An equity settled share-based payment transaction is one in which an entity receives goods or services in
exchange for a right over its equity instruments.

Where the payments involve the granting of share options, IFRS 2 – Share-based Payment – requires that
the payments are measured at the fair value of the options at the grant date. No change is made to this
measurement when the fair value changes after the grant date.

Unless the entity has traded options which have exactly the same terms and conditions as those granted
to employees (unlikely), then fair value is estimated using an option pricing model.

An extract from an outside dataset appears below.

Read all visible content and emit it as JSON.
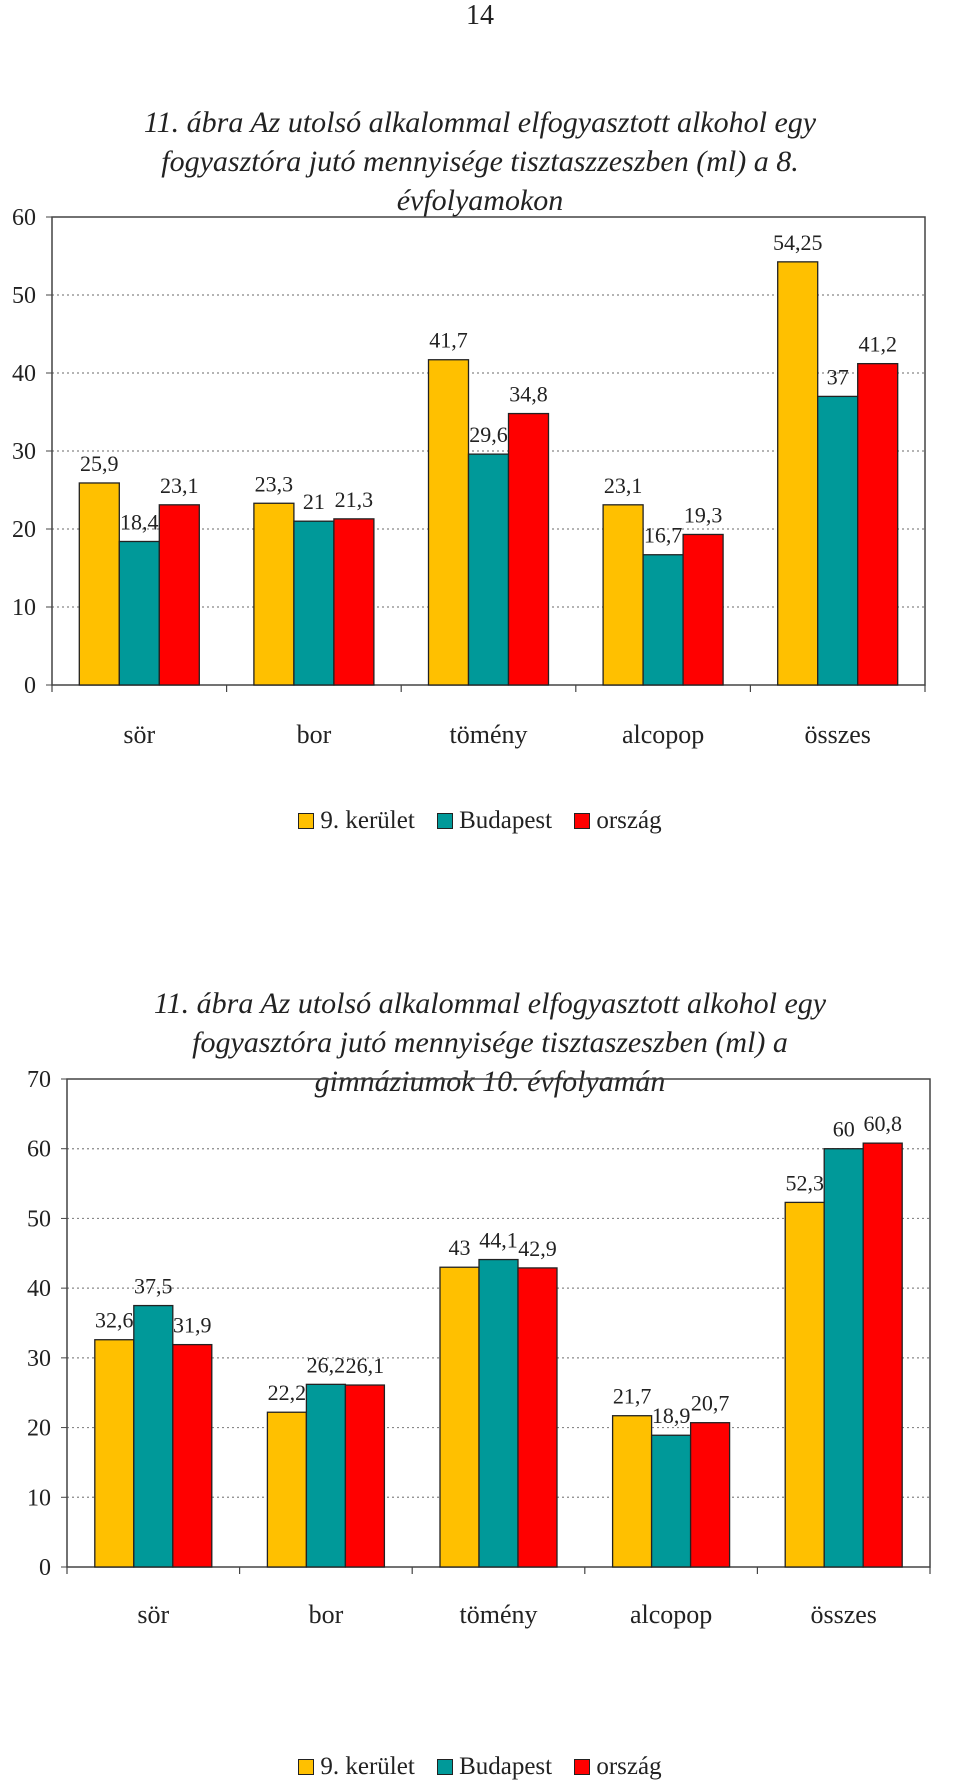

The first step in accounting for such payments is to estimate the total expected cost of the share-based
payment.

This estimate takes account of any conditions attaching to the options vesting (the employees becoming
unconditionally entitled to exercise them) other than market conditions (those based on the future hare
price, which are taken account of in estimating the fair value of the option at the grant date).

The total expected cost is recognized in the financial statements over the vesting period (i.e. the period
from the grant date to the vesting date).

In the case of options granted to employees, the debit entry would be recorded as remuneration expense.
Normally this would mean the debit entry being shown in the statement of profit or loss but in theory the
debit entry could be an asset depending on the work of the employee involved.

The credit entry is taken to equity. IFRS 2 is silent as to which component of equity this should be –
normally it would be to an option reserve.

The above treatment is unaffected by whether or not employees subsequently exercise vested options.
If they do, then the entity debits cash and credits equity with the cash proceeds.